Kuba: Ausbürgerung von regimekritischen Künstlern und Intellektuellen

Das kubanische Regime greift immer wieder zum Mittel der Ausbürgerung um sich unbequemer Bürgerrechtler und Aktivisten zu entledigen. In der letzten Zeit ereilte dieses Schicksal unter anderem den Künstler Hamlet Lavastida und den Dramaturgen Yunior Garcia. Beide leben nun im Exil in Europa. Jüngstes Opfer ist die Aktivistin Anamely Ramos. Als sie Mitte Februar von ihrer Gastprofessur in Mexiko nach Kuba zurückkehren wollte, wurde ihr am Flughafen von Miami das Einsteigen in die Maschine nach Havanna verweigert.

Obwohl Anamely kubanische Staatsbürgerin ist, hat das Regime ein Einreiseverbot verhängt und der Fluggesellschaft ein Beförderungsverbot erteilt. Dies ist ein klarer Verstoß gegen Artikel 13 der Allgemeinen Erklärung der Menschenrechte, wonach jeder Mensch das Recht hat in sein Heimatland zurückzukehren.
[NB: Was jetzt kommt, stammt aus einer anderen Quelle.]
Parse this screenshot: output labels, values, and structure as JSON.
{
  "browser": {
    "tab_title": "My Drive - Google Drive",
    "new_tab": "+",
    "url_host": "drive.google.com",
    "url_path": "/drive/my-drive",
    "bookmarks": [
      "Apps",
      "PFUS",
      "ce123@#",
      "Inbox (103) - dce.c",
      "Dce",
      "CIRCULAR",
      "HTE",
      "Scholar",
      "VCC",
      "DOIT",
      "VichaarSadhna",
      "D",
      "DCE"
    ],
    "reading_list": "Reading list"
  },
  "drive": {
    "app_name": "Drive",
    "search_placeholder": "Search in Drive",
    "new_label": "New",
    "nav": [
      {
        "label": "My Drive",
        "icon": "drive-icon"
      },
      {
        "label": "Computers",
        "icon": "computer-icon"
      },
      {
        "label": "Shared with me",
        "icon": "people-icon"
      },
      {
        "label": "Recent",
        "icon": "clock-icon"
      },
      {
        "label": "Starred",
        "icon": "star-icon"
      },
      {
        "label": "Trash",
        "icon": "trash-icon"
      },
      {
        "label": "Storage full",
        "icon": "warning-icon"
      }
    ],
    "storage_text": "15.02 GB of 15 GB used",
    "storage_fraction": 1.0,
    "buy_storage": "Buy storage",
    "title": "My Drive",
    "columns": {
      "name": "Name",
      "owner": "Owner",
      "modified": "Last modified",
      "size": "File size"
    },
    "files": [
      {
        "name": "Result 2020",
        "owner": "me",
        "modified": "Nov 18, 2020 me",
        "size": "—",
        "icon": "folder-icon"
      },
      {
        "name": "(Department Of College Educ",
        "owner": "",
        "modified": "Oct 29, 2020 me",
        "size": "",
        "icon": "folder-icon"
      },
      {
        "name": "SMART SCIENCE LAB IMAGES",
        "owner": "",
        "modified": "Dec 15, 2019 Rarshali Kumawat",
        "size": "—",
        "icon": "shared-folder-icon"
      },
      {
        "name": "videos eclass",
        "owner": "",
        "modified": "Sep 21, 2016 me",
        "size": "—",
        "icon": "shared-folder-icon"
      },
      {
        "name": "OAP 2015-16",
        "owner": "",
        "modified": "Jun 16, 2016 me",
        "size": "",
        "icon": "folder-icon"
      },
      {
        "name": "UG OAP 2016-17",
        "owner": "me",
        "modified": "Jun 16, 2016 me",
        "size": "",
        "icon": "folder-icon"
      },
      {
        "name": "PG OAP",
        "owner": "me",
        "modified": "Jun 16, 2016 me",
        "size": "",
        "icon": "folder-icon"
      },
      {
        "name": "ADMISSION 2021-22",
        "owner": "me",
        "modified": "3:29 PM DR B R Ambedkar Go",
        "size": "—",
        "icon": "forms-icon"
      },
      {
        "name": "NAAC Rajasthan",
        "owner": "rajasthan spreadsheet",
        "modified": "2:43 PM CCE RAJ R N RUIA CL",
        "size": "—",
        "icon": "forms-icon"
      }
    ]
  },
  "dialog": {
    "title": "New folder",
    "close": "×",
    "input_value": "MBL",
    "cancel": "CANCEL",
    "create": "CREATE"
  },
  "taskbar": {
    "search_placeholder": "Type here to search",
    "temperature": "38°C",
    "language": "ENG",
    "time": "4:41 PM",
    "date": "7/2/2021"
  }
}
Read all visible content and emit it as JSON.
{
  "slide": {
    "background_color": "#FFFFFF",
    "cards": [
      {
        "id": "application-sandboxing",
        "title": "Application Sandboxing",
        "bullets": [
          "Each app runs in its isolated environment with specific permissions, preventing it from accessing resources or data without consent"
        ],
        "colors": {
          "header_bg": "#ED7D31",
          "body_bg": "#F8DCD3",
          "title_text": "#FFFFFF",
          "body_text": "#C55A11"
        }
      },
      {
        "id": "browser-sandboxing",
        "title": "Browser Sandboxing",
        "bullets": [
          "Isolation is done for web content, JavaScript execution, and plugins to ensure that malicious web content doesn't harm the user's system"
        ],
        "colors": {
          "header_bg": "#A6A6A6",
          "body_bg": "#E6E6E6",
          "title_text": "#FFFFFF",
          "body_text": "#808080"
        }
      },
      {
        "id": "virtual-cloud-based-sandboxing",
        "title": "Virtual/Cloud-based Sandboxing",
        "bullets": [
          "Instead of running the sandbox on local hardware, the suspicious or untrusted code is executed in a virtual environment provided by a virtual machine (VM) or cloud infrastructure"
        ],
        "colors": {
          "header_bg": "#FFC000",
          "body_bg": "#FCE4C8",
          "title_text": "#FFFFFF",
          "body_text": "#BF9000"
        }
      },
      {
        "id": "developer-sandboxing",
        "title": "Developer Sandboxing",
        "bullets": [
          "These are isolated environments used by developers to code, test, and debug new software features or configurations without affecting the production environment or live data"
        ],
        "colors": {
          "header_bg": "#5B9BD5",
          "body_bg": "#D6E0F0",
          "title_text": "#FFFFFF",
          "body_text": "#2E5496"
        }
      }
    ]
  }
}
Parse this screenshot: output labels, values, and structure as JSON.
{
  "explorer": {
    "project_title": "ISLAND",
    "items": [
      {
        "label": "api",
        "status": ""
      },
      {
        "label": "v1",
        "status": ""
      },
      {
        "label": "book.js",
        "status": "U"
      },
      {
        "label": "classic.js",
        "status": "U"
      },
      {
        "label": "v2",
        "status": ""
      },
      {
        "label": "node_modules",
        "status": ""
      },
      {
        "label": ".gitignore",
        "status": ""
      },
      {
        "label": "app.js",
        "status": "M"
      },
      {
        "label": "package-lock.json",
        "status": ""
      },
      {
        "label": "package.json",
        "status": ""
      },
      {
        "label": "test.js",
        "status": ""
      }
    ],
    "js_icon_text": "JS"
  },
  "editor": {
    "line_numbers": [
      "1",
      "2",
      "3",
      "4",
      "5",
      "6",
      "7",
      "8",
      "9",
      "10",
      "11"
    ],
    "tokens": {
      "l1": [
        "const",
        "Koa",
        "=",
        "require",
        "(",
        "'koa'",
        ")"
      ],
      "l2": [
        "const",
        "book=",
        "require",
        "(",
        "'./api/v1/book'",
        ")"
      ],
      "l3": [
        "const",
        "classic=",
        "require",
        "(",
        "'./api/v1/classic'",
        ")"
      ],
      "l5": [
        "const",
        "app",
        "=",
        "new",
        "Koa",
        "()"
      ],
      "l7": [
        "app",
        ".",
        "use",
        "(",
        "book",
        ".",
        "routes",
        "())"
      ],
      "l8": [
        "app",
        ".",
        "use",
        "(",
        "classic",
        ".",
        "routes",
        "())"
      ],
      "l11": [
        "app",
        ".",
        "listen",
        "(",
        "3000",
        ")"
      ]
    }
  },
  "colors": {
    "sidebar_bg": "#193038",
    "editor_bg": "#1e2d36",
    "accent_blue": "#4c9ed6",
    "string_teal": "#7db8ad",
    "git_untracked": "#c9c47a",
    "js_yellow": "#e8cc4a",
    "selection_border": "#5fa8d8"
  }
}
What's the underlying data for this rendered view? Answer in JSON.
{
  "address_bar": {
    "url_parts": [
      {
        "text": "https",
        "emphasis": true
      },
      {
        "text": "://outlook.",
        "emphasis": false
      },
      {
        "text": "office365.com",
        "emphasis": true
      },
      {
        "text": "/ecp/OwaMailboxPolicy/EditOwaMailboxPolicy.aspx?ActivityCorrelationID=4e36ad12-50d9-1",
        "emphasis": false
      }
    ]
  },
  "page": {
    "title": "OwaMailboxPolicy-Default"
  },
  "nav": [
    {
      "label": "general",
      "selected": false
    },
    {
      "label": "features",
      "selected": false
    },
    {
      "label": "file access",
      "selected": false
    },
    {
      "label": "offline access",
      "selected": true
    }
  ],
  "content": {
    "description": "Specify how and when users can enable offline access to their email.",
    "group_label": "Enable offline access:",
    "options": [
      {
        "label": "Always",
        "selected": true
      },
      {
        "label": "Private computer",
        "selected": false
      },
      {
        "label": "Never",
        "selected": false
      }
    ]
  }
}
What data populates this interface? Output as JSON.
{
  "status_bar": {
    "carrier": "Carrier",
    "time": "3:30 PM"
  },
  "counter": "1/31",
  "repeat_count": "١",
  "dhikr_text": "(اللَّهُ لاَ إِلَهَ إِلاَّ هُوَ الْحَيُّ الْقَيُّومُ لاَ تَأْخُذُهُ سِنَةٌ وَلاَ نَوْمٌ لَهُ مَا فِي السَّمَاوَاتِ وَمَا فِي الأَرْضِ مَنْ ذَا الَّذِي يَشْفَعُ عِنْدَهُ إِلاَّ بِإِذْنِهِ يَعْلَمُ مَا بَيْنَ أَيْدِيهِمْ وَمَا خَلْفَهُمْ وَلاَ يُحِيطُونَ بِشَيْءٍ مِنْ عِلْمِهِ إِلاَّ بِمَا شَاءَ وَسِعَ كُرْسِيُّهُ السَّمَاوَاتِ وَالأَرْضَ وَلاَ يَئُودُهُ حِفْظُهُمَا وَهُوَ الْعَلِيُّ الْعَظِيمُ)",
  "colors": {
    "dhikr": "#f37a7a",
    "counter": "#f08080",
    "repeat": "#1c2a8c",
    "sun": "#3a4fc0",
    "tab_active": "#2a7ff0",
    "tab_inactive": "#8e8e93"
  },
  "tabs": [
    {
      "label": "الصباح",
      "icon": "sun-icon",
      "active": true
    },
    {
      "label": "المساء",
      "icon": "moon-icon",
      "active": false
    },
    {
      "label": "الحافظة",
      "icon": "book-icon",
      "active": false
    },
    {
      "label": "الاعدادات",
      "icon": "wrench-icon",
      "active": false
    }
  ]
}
Aus diesem Anlass hat der oppositionelle kubanische Schriftsteller Jorge Angel Perez einen Essay geschrieben.       Fernando Rivas

Die Rückkehr ins Heimatland ist eine Rückkehr zum Herzen

Von Jorge Angel Perez, Havanna

Eine Veneninsuffizienz kann ein schreckliches, sogar tödliches Übel sein. Das Blut muss immer wieder zum Herzen zurückkehren, sogar stärker als das Wasser zur Erde, um dann wieder hinausgepumpt zu werden. Dann tritt es erneut seine Reise zu jedem Winkel dieses Körpers an. Manchmal passiert es aber, dass die Venen ihre Elastizität verlieren, und dann kommt das Chaos. Denn das Blut unterliegt auch dem Gesetz der Schwerkraft, es staut und sammelt sich in den Beinen, die dann stark anschwellen. Es bilden sich starke Ödeme, was schrecklich und ungesund ist.

Auf seine Reise durch den Körper verliert das Blut Sauerstoff. Das sauerstoffarme Blut fließt wieder zum Herzen zurück, welches es in die Lunge pumpt, um sich dort wieder mit Sauerstoff anzureichern.  Diesen Kreislauf nennt man „venöser Rückfluss“.  So gesehen wäre das Herz wie das zu Hause, das einen aufnimmt und tröstet. Die Heimat die einen pflegt und ermutigt. Zweifellos ist diese Rückkehr des Blutes in das Herz wie die Rückkehr eines Menschen in seine Heimat. „Die Rückkehr in die Heimat“ so heißt auch der berühmte Roman des Schriftstellers Aime Cesaire aus Martinique.

Das zu Hause ist für mich der Hut, den Großvater zu tragen pflegte und der sich immer noch am selben Ort wie immer befindet, obwohl er schon längst weg ist. Zu Hause ist der Regenschirm der Großmutter, die Schnürsenkel und das Garn, die bis heute auf dem Nachttisch liegen, neben der kleinen Kette, an der das Bild der Jungfrau Maria hängt. Zu Hause ist Heimat. Und die Heimat ist auch immer das Land in dem man geboren wurde und mit dem man sich verbunden fühlt. Die Heimat und das Land sind ein und dasselbe. Das Heimatland und das zu Hause sind die, die den Rückkehrer umarmen. Dabei machen Sie keinen Unterschied, ob jemand für eine lange oder eine kurze Zeit weg war, sie nehmen jeden Rückkehrer auf.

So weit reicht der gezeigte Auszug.